До шатра мы шли пешком — благо, до берега было минут десять неторопливой ходьбы. Такое расположение домов принято называть «второй линией». Дочки, сидя на плечах, распевали песни-джинглы каких-то новомодных корейских мультфильмов, которые тут крутили на детском канале. Их вовсе не смущало незнание ни испанского, ни корейского — главное погромче, чтоб у отцов начало звенеть в ушах. Мальчишки обсуждали завтрашний футбольный матч, и, вроде бы, даже планировали посмотреть его в одном из прибрежных баров. Том, где было полно шумных отдыхающих со всей Европы, возрастом ближе к ним, чем к нам. Жены говорили о какой-то выставке в Кадисе, куда планировали съездить на днях, а после неё — пройтись по тамошним магазинам.
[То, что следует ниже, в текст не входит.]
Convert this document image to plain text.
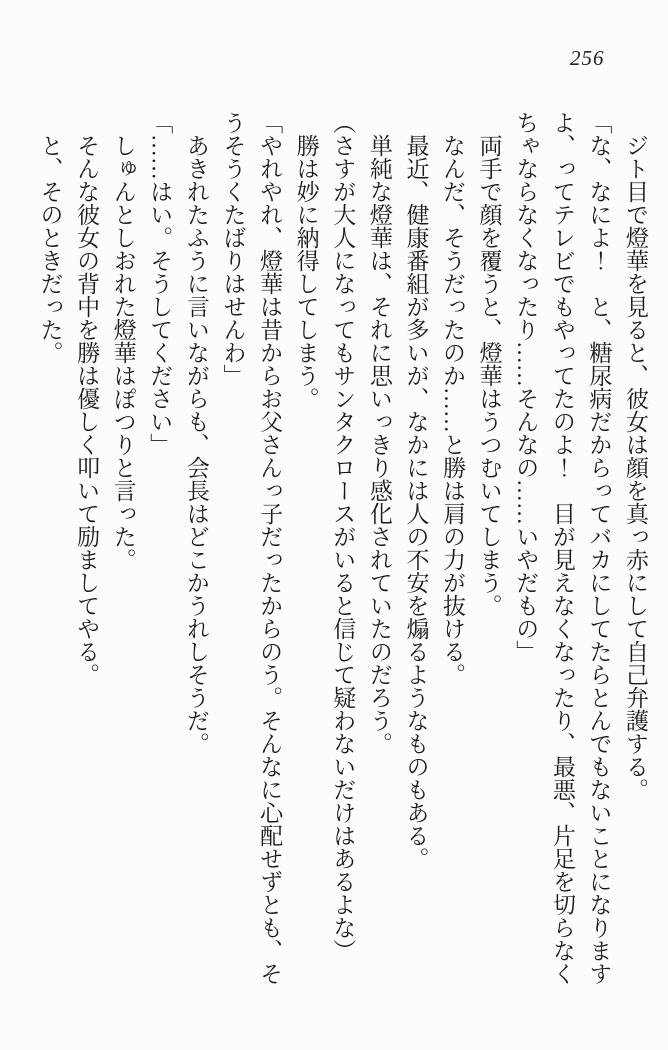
256

ジト目で燈華を見ると、彼女は顔を真っ赤にして自己弁護する。

「な、なによ！　と、糖尿病だからってバカにしてたらとんでもないことになりますよ、ってテレビでもやってたのよ！　目が見えなくなったり、最悪、片足を切らなくちゃならなくなったり……そんなの……いやだもの」

両手で顔を覆うと、燈華はうつむいてしまう。

なんだ、そうだったのか……と勝は肩の力が抜ける。

最近、健康番組が多いが、なかには人の不安を煽るようなものもある。

単純な燈華は、それに思いっきり感化されていたのだろう。

（さすが大人になってもサンタクロースがいると信じて疑わないだけはあるよな）

勝は妙に納得してしまう。

「やれやれ、燈華は昔からお父さんっ子だったからのう。そんなに心配せずとも、そうそうくたばりはせんわ」

あきれたふうに言いながらも、会長はどこかうれしそうだ。

「……はい。そうしてください」

しゅんとしおれた燈華はぽつりと言った。

そんな彼女の背中を勝は優しく叩いて励ましてやる。

と、そのときだった。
Молчали, кажется, только четверо — мы с Михаилом Ивановичем, Фёдор, бесшумно шагавший рядом, и Атлантический океан. Сегодня он был неожиданно тихим. Будто прощался с кем-то.
«Волков! Ты заколебал!» — рявкнул внутренний скептик голосом Тёмы Головина. «То тебе шумно, то тихо, то дует, то ещё чего-нибудь! Уймись уже!». Я был согласен с ним. Но в то же время не мог игнорировать странное чувство опасности, очень похожее на то, что одолевало перед визитом в проклятый особняк Толика.
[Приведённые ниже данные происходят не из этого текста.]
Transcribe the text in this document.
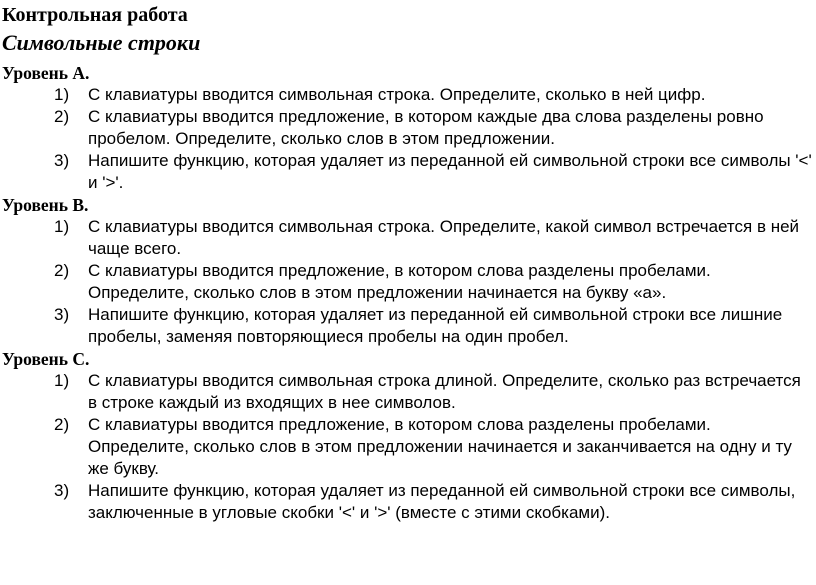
Контрольная работа
Символьные строки
Уровень А.
1) С клавиатуры вводится символьная строка. Определите, сколько в ней цифр.
2) С клавиатуры вводится предложение, в котором каждые два слова разделены ровно пробелом. Определите, сколько слов в этом предложении.
3) Напишите функцию, которая удаляет из переданной ей символьной строки все символы '<' и '>'.
Уровень В.
1) С клавиатуры вводится символьная строка. Определите, какой символ встречается в ней чаще всего.
2) С клавиатуры вводится предложение, в котором слова разделены пробелами. Определите, сколько слов в этом предложении начинается на букву «а».
3) Напишите функцию, которая удаляет из переданной ей символьной строки все лишние пробелы, заменяя повторяющиеся пробелы на один пробел.
Уровень С.
1) С клавиатуры вводится символьная строка длиной. Определите, сколько раз встречается в строке каждый из входящих в нее символов.
2) С клавиатуры вводится предложение, в котором слова разделены пробелами. Определите, сколько слов в этом предложении начинается и заканчивается на одну и ту же букву.
3) Напишите функцию, которая удаляет из переданной ей символьной строки все символы, заключенные в угловые скобки '<' и '>' (вместе с этими скобками).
— Пап, а ты скоро вернёшься? — неожиданно спросила сверху Аня, перестав петь на середине куплета.
— Да, Анют, скоро. Постараюсь за неделю обернуться — и к вам обратно. Ты, наверное, тогда меня вплавь обгонишь уже, у тебя же с каждым днём всё лучше и лучше получается, — нехитрая лесть заставила дочь гордо выпрямится и широко улыбнуться. Не знаю, как это произошло, но её улыбку я почуял затылком.
— А мне сегодня ночью дядя приснился, у него настоящий щит был и большая сабля! — вдруг вспомнила она.
— Рыцарь? — спросил я, изобразив интерес.
— Нет, лыцари все в доспехах, а он просто в каком-то пальто был и в сапогах. А щит красивый — красный такой, с тремя полосочками. А сверху там волк, тоже красный. Я запомнила потому, что ты же говорил, что волки нам родня, правда?
— Правда, родня, — ответил я, кажется, лишь чудом не сбившись с шага и сохранив спокойный тон в голосе. То, что Ане приснился кто-то из Волков-Ланевских, мягко говоря, обеспокоило. — И чего говорил тот дядя во сне?
— Сказал, что я красивая и умная! — и я снова почувствовал, как она завозилась на плечах, принимая, видимо, ещё более горделивую позу. — И ещё что-то про солёную землю.
— Шляхта — соль земли? — предположил я.
— Точно, точно! Пап, а шляхта — это кто?
— Раньше люди делились на несколько групп, — начал я, заметив, что Второв с Машей на плечах чуть сбавил шаг и, кажется, внимательно прислушивался. — Кто-то торговал — они были торговцами, торговый люд. Кто-то выращивал на земле рожь, пшеницу, овощи и скотину всякую — они были крестьяне, простой люд. А были такие, кто решал — чем торговать, что сажать, где пасти. Путь определял. Путь — значит шлях. Шляхта — служилый люд, так в книжках пишут. Раньше говорили, что они служили только царям и императорам. Но ещё раньше, оказывается, в совсем давние времена, службой считали заботу о тех, кто шёл за ними по их пути, по их шляху. Они были людьми чести, добрыми к друзьям и справедливыми к врагам, наши предки.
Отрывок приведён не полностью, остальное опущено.